Tong calls for amendment to overturn Citizens United
“As a lawyer, I take amending the Constitution very seriously, but this decision must be overturned before it buries our democracy in an avalanche of money. Left unchecked, our country is bound to become a full blown corporatocracy,” Tong said in a statement Thursday.
Tong, a state representative from Stamford, is one of three Democrats and three Republicans vying for their party’s nomination to take the seat now held by retiring U.S. Sen. Joseph I. Lieberman, I-Conn.
The Democrats — former Sec. of the State Susan Bysiewicz, U.S. Rep. Christopher Murphy, D-5th, and Tong — will participate in their first debate on Saturday from 7:30 to 9 p.m. to be held at Norwich Free Academy and sponsored by the Norwich Bulletin.
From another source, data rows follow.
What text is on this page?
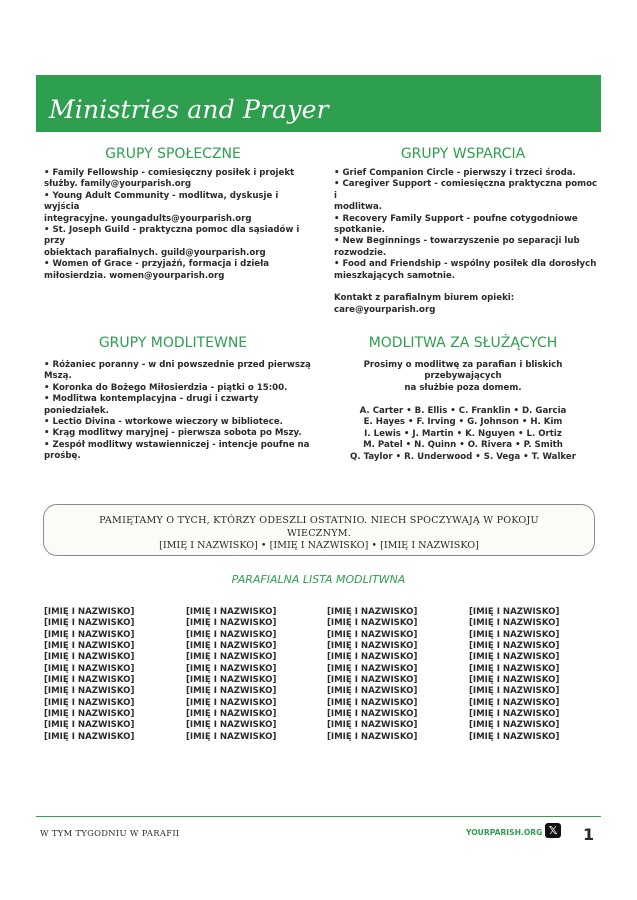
Ministries and Prayer
GRUPY SPOŁECZNE
• Family Fellowship - comiesięczny posiłek i projekt
służby. family@yourparish.org
• Young Adult Community - modlitwa, dyskusje i wyjścia
integracyjne. youngadults@yourparish.org
• St. Joseph Guild - praktyczna pomoc dla sąsiadów i
przy
obiektach parafialnych. guild@yourparish.org
• Women of Grace - przyjaźń, formacja i dzieła
miłosierdzia. women@yourparish.org
GRUPY WSPARCIA
• Grief Companion Circle - pierwszy i trzeci środa.
• Caregiver Support - comiesięczna praktyczna pomoc i
modlitwa.
• Recovery Family Support - poufne cotygodniowe
spotkanie.
• New Beginnings - towarzyszenie po separacji lub
rozwodzie.
• Food and Friendship - wspólny posiłek dla dorosłych
mieszkających samotnie.

Kontakt z parafialnym biurem opieki:
care@yourparish.org
GRUPY MODLITEWNE
• Różaniec poranny - w dni powszednie przed pierwszą
Mszą.
• Koronka do Bożego Miłosierdzia - piątki o 15:00.
• Modlitwa kontemplacyjna - drugi i czwarty
poniedziałek.
• Lectio Divina - wtorkowe wieczory w bibliotece.
• Krąg modlitwy maryjnej - pierwsza sobota po Mszy.
• Zespół modlitwy wstawienniczej - intencje poufne na
prośbę.
MODLITWA ZA SŁUŻĄCYCH
Prosimy o modlitwę za parafian i bliskich
przebywających
na służbie poza domem.
A. Carter • B. Ellis • C. Franklin • D. Garcia
E. Hayes • F. Irving • G. Johnson • H. Kim
I. Lewis • J. Martin • K. Nguyen • L. Ortiz
M. Patel • N. Quinn • O. Rivera • P. Smith
Q. Taylor • R. Underwood • S. Vega • T. Walker
PAMIĘTAMY O TYCH, KTÓRZY ODESZLI OSTATNIO. NIECH SPOCZYWAJĄ W POKOJU WIECZNYM.
[IMIĘ I NAZWISKO] • [IMIĘ I NAZWISKO] • [IMIĘ I NAZWISKO]
PARAFIALNA LISTA MODLITWNA
[IMIĘ I NAZWISKO]
[IMIĘ I NAZWISKO]
[IMIĘ I NAZWISKO]
[IMIĘ I NAZWISKO]
[IMIĘ I NAZWISKO]
[IMIĘ I NAZWISKO]
[IMIĘ I NAZWISKO]
[IMIĘ I NAZWISKO]
[IMIĘ I NAZWISKO]
[IMIĘ I NAZWISKO]
[IMIĘ I NAZWISKO]
[IMIĘ I NAZWISKO]
[IMIĘ I NAZWISKO]
[IMIĘ I NAZWISKO]
[IMIĘ I NAZWISKO]
[IMIĘ I NAZWISKO]
[IMIĘ I NAZWISKO]
[IMIĘ I NAZWISKO]
[IMIĘ I NAZWISKO]
[IMIĘ I NAZWISKO]
[IMIĘ I NAZWISKO]
[IMIĘ I NAZWISKO]
[IMIĘ I NAZWISKO]
[IMIĘ I NAZWISKO]
[IMIĘ I NAZWISKO]
[IMIĘ I NAZWISKO]
[IMIĘ I NAZWISKO]
[IMIĘ I NAZWISKO]
[IMIĘ I NAZWISKO]
[IMIĘ I NAZWISKO]
[IMIĘ I NAZWISKO]
[IMIĘ I NAZWISKO]
[IMIĘ I NAZWISKO]
[IMIĘ I NAZWISKO]
[IMIĘ I NAZWISKO]
[IMIĘ I NAZWISKO]
[IMIĘ I NAZWISKO]
[IMIĘ I NAZWISKO]
[IMIĘ I NAZWISKO]
[IMIĘ I NAZWISKO]
[IMIĘ I NAZWISKO]
[IMIĘ I NAZWISKO]
[IMIĘ I NAZWISKO]
[IMIĘ I NAZWISKO]
[IMIĘ I NAZWISKO]
[IMIĘ I NAZWISKO]
[IMIĘ I NAZWISKO]
[IMIĘ I NAZWISKO]
W TYM TYGODNIU W PARAFII	YOURPARISH.ORG 𝕏 1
Tong said any constitutional fix should restore the previous restrictions and allow for others.
Murphy last weekend held a tutorial on Citizens United in Westport and said he favors a constitutional remedy and/or a disclosure act that will make public the names of those making these donations.
“We need to move the ball forward. Now is the moment,” Murphy said at that event.
He told the crowd that he was personally affected by the ruling when the American Future Fund spent $1 million in ten days on ads at the end of the 2010 5th District race inaccurately claiming he supported Viagra for sex offenders.